The district court did not abuse its discretion when it denied the obligors’ motion to recuse because their motion was untimely. See 28 U.S.C. § 144 (requiring affidavits alleging bias to the “timely”); United States v. Siegelman, 640 F.3d 1159, 1188 (11th Cir. 2011) (holding that untimeliness “is itself a basis upon which to deny” a motion for recusal under section 455). The obligors’ motion came almost a year after the district court's last ruling in their case, long after they had the information that underpins their recusal motion. Their motion “has all the earmarks of an eleventh-hour ploy based upon [their] dissatisfaction with the jury's verdict and the judge's post-trial rulings.” Siegelman, 640 F.3d at 1188.

The obligors’ motion is also meritless. The litany of examples that they cite as evidence of purported bias fall into two categories: rulings and statements of the district judge. But neither warrant recusal here.

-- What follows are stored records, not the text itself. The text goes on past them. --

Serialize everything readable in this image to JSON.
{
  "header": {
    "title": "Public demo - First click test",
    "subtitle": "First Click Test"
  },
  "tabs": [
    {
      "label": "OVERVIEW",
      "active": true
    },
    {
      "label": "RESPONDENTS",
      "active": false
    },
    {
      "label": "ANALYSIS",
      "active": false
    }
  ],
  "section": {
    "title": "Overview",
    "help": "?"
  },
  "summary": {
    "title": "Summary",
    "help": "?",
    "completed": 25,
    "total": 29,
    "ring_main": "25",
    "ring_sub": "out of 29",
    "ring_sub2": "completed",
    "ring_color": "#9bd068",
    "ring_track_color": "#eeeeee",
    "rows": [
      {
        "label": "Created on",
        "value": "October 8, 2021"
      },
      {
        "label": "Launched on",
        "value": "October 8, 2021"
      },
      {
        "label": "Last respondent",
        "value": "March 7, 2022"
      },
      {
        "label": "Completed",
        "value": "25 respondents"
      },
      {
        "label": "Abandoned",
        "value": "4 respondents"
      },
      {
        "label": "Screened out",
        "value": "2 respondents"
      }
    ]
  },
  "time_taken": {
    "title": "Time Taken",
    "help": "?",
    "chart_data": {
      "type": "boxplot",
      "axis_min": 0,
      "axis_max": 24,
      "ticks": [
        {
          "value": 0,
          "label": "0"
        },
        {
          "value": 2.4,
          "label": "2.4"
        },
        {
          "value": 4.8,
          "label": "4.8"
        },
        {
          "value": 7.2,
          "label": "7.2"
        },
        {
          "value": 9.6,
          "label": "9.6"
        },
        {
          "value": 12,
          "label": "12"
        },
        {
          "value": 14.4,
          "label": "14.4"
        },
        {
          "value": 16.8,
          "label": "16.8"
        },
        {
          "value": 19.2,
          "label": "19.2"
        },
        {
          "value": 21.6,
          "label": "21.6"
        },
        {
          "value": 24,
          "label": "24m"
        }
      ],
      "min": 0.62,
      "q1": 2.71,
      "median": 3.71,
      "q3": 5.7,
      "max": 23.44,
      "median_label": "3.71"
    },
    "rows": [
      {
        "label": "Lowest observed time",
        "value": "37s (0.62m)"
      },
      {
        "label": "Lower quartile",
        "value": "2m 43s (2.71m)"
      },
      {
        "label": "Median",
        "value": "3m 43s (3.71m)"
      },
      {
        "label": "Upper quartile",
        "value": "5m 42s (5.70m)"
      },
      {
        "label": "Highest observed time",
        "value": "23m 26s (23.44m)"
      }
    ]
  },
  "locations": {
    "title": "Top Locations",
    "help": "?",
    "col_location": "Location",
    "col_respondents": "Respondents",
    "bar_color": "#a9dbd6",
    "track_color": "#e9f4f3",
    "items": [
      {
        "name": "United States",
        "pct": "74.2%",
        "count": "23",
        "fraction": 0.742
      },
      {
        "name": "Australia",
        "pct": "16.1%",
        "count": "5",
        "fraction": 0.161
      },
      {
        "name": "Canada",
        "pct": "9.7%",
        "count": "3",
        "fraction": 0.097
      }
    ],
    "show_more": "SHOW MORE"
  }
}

First, “judicial rulings alone almost never constitute a valid basis for a bias or partiality motion.” Liteky v. United States, 510 U.S. 540, 555, 114 S.Ct. 1147, 127 L.Ed.2d 474 (1994). All of obligors’ assertions that various rulings of the district court establish bias rely heavily on speculation and most are conclusory. And this Court has already affirmed some of the rulings that the obligors allege show bias; indeed, we affirmed one of these rulings after concluding that the obligors’ challenge to it was frivolous. See Regions Bank, 777 F. App'x at 478. So this appeal is not one of the “rarest circumstances” in which judicial rulings “evidence the degree of favoritism or antagonism required [for recusal] ․ when no extrajudicial source is involved.” Id.

Second, every statement that the obligors identify as sources of bias—for example, the district judge's comment that the obligors’ “litigation tactics are nothing short of abhorrent”—are at most “expressions of impatience, dissatisfaction, annoyance, and ․ anger,” which are not grounds for recusal. Id. at 555–56, 114 S.Ct. 1147. “[O]pinions formed ․ on the basis of facts introduced or events occurring in the course of current proceedings” will not sustain a recusal motion “unless they display a deep-seated favoritism or antagonism that would make fair judgment impossible.” Id. at 555, 114 S.Ct. 1147. The obligors have not proved judicial bias, much less that the district court abused its discretion.

This appeal is the obligors’ third attempt to challenge the district court's rulings against them. Although it is clear that they vehemently oppose these rulings, any animosity they may hold toward the district judge is not a valid reason to force disqualification or otherwise overturn the final judgment against them. See FDIC v. Sweeney, 136 F.3d 216, 220 (1st Cir. 1998). The obligors must recognize that “[a]t some point all litigation must end.” Jimenez v. S.D. Fla., 84 S. Ct. 14, 19, 11 L.Ed.2d 30 (1963) (Goldberg, J., in chambers).

We AFFIRM the denial of the motion to recuse.